7. The Beguiled (1971)

With three releases cementing and subverting his tough guy persona, 1971 was a watershed year for Eastwood. In Siegel’s unnerving southern gothic thriller (remade in 2017 by Sofia Coppola), he plays a wounded Yankee soldier trapped in an all girls’ school in rural Mississippi, where his attempts to manipulate the women’s emotions only result in him being systematically unmanned.

6. Play Misty for Me (1971)

Sixteen years before Fatal Attraction, Eastwood made his directing debut with a psychological thriller in which his strapping DJ is reduced to a nervous wreck by a slip of a woman (Jessica Walter AKA Arrested Development’s Lucille Bluth) as their initially casual relationship leads to jealousy, stalking and scissor attacks. Filmed in Carmel-by-the-Sea, California, where, from 1986 to 1988, Clint would serve as mayor.

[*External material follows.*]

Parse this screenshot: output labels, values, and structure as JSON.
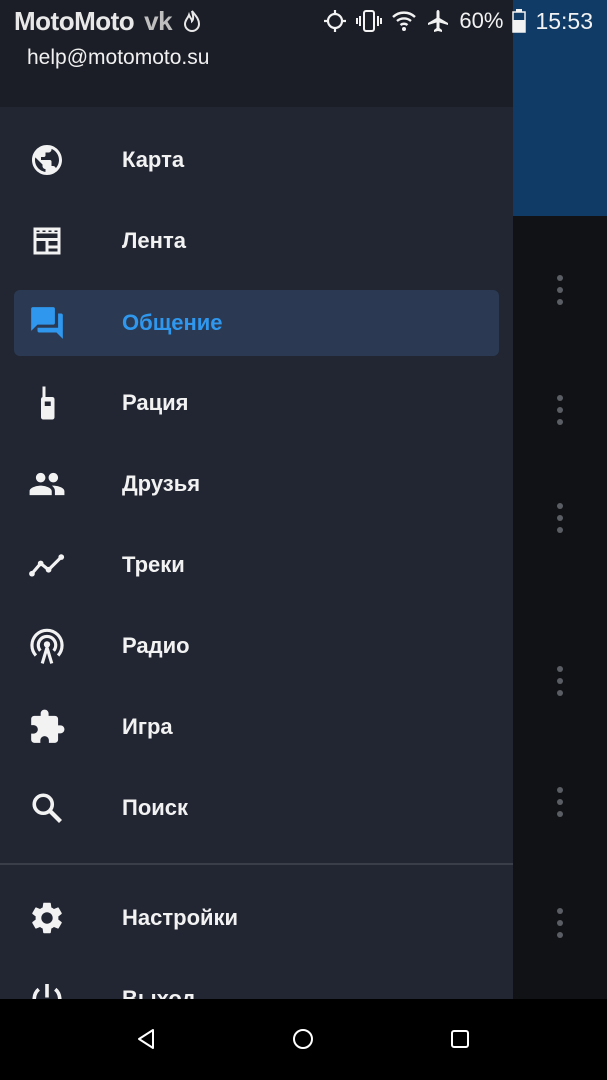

5. A Fistful of Dollars (1964)

A gamble that paid off … A Fistful of Dollars.View image in fullscreen

Hitherto best known as Rowdy Yates from TV’s Rawhide, Eastwood took a risk in playing a poncho-clad anti-hero, The Man With No Name, in a low-budget Italian production with a Morricone score. The gamble paid off. Leone’s unauthorised remake of Akira Kurosawa’s Yojimbo (itself a reworking of Dashiell Hammett’s Red Harvest) gave birth to the spaghetti western subgenre. And a screen icon was born.

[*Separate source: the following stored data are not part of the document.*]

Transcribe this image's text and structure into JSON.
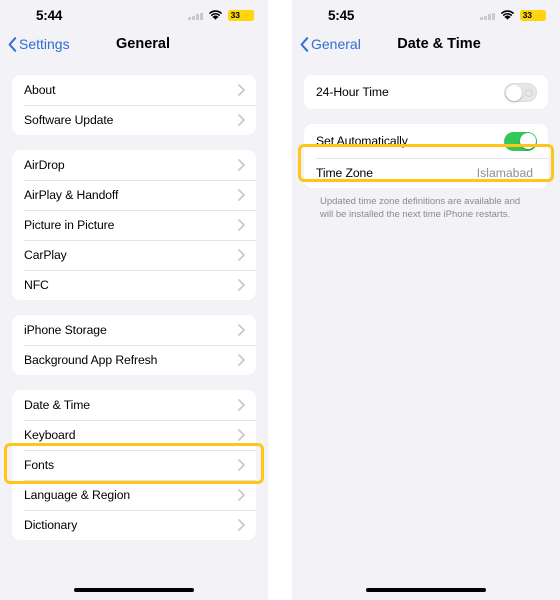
{
  "left_screen": {
    "status_bar": {
      "time": "5:44",
      "cellular_icon": "cellular-signal-icon",
      "wifi_icon": "wifi-icon",
      "battery_percent": "33",
      "battery_charging_glyph": "⚡",
      "battery_low_power_color": "#ffd60a"
    },
    "nav": {
      "back_label": "Settings",
      "back_icon": "chevron-left-icon",
      "title": "General"
    },
    "groups": [
      {
        "rows": [
          {
            "label": "About",
            "accessory": "chevron-right-icon"
          },
          {
            "label": "Software Update",
            "accessory": "chevron-right-icon"
          }
        ]
      },
      {
        "rows": [
          {
            "label": "AirDrop",
            "accessory": "chevron-right-icon"
          },
          {
            "label": "AirPlay & Handoff",
            "accessory": "chevron-right-icon"
          },
          {
            "label": "Picture in Picture",
            "accessory": "chevron-right-icon"
          },
          {
            "label": "CarPlay",
            "accessory": "chevron-right-icon"
          },
          {
            "label": "NFC",
            "accessory": "chevron-right-icon"
          }
        ]
      },
      {
        "rows": [
          {
            "label": "iPhone Storage",
            "accessory": "chevron-right-icon"
          },
          {
            "label": "Background App Refresh",
            "accessory": "chevron-right-icon"
          }
        ]
      },
      {
        "rows": [
          {
            "label": "Date & Time",
            "accessory": "chevron-right-icon",
            "highlighted": true
          },
          {
            "label": "Keyboard",
            "accessory": "chevron-right-icon"
          },
          {
            "label": "Fonts",
            "accessory": "chevron-right-icon"
          },
          {
            "label": "Language & Region",
            "accessory": "chevron-right-icon"
          },
          {
            "label": "Dictionary",
            "accessory": "chevron-right-icon"
          }
        ]
      }
    ]
  },
  "right_screen": {
    "status_bar": {
      "time": "5:45",
      "cellular_icon": "cellular-signal-icon",
      "wifi_icon": "wifi-icon",
      "battery_percent": "33",
      "battery_charging_glyph": "⚡",
      "battery_low_power_color": "#ffd60a"
    },
    "nav": {
      "back_label": "General",
      "back_icon": "chevron-left-icon",
      "title": "Date & Time"
    },
    "rows": {
      "hour_format": {
        "label": "24-Hour Time",
        "toggle_state": "off"
      },
      "set_automatically": {
        "label": "Set Automatically",
        "toggle_state": "on",
        "highlighted": true
      },
      "time_zone": {
        "label": "Time Zone",
        "value": "Islamabad"
      }
    },
    "footnote": "Updated time zone definitions are available and will be installed the next time iPhone restarts."
  },
  "colors": {
    "accent_blue": "#2f6fd0",
    "toggle_on_green": "#34c759",
    "highlight_yellow": "#ffc61a",
    "background_gray": "#f2f2f7",
    "secondary_text": "#8e8e93"
  }
}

4. The Outlaw Josey Wales (1976)

Eastwood controversially ousted Philip Kaufman to take over directing on one of his most enjoyable westerns. A farmer hunts down the soldiers who murdered his family, but vengeance is deferred while he acquires a surrogate family of misfits, including Chief Dan George as the Cherokee who can’t sneak up, and Sondra Locke in the first of six films she made with Clint, her real-life partner.

3. Dirty Harry (1971)

Eastwood added another signature role to his repertoire in the first of five films featuring poster boy for police brutality Inspector Harry Callahan, as he goes after the psychopath terrorising San Francisco. Director Siegel keeps it gritty and exciting, and Clint, road testing a 1970s pompadour, makes Harry cool, instead of just a vigilante thug.

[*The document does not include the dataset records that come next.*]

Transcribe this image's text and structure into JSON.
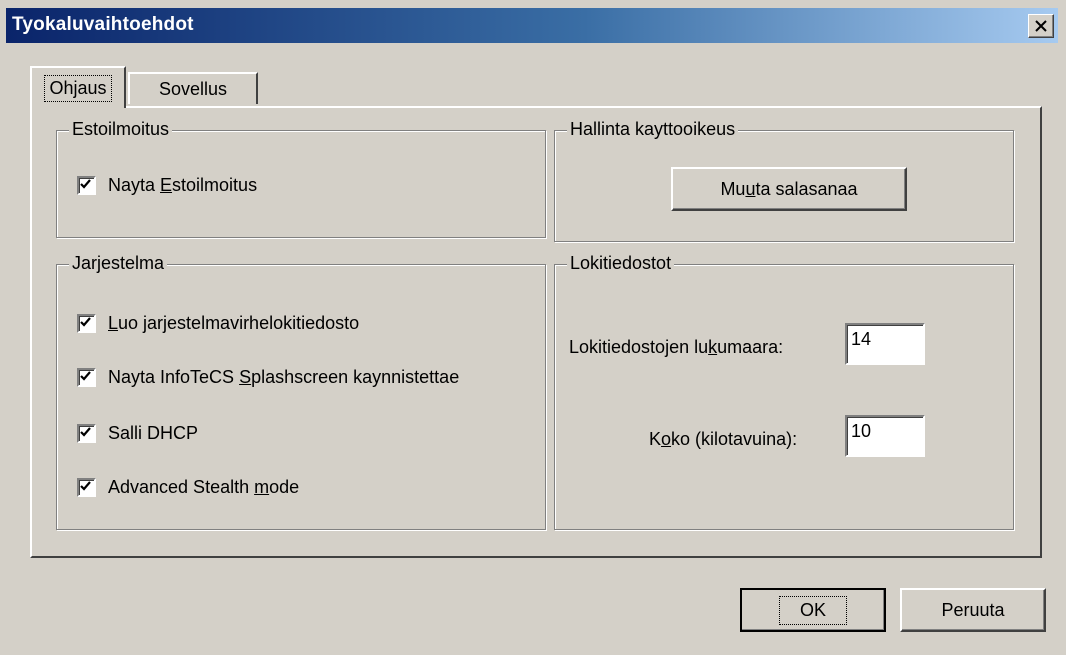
{
  "window": {
    "title": "Tyokaluvaihtoehdot"
  },
  "tabs": [
    {
      "label": "Ohjaus",
      "active": true
    },
    {
      "label": "Sovellus",
      "active": false
    }
  ],
  "estoilmoitus": {
    "title": "Estoilmoitus",
    "show_block": {
      "label_pre": "Nayta ",
      "label_ul": "E",
      "label_post": "stoilmoitus",
      "checked": true
    }
  },
  "hallinta": {
    "title": "Hallinta kayttooikeus",
    "change_password": {
      "pre": "Mu",
      "ul": "u",
      "post": "ta salasanaa"
    }
  },
  "jarjestelma": {
    "title": "Jarjestelma",
    "items": [
      {
        "pre": "",
        "ul": "L",
        "post": "uo jarjestelmavirhelokitiedosto",
        "checked": true
      },
      {
        "pre": "Nayta InfoTeCS ",
        "ul": "S",
        "post": "plashscreen kaynnistettae",
        "checked": true
      },
      {
        "pre": "Salli DHCP",
        "ul": "",
        "post": "",
        "checked": true
      },
      {
        "pre": "Advanced Stealth ",
        "ul": "m",
        "post": "ode",
        "checked": true
      }
    ]
  },
  "lokitiedostot": {
    "title": "Lokitiedostot",
    "count": {
      "pre": "Lokitiedostojen lu",
      "ul": "k",
      "post": "umaara:",
      "value": "14"
    },
    "size": {
      "pre": "K",
      "ul": "o",
      "post": "ko (kilotavuina):",
      "value": "10"
    }
  },
  "buttons": {
    "ok": "OK",
    "cancel": "Peruuta"
  }
}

2. The Good, the Bad and the Ugly (1966)

The final part of Leone’s Dollars Trilogy adds Eli Wallach as comic foil to the dream team of Eastwood and Lee Van Cleef, who last met in For a Few Dollars More (1965). All three play scumbags on the trail of buried treasure, set against an epic American civil war backdrop. The squinty showdown in the cemetery, choreographed to Morricone’s score, is peak cinema.

1. Unforgiven (1992)

A tragic showdown … Unforgiven.View image in fullscreen

Eastwood stars in this Oscar-winning western as William Munny, a widowed pig-farmer who thinks his bounty hunting days are over (“I ain’t like that any more”) until he hears about a $1,000 reward on the heads of men who slashed a sex worker’s face. But first he has to get past Sheriff Gene Hackman. With the director-star completely in control of his screen persona and drawing on his history of playing violent men, he builds without irony towards a showdown that is more tragic than cathartic.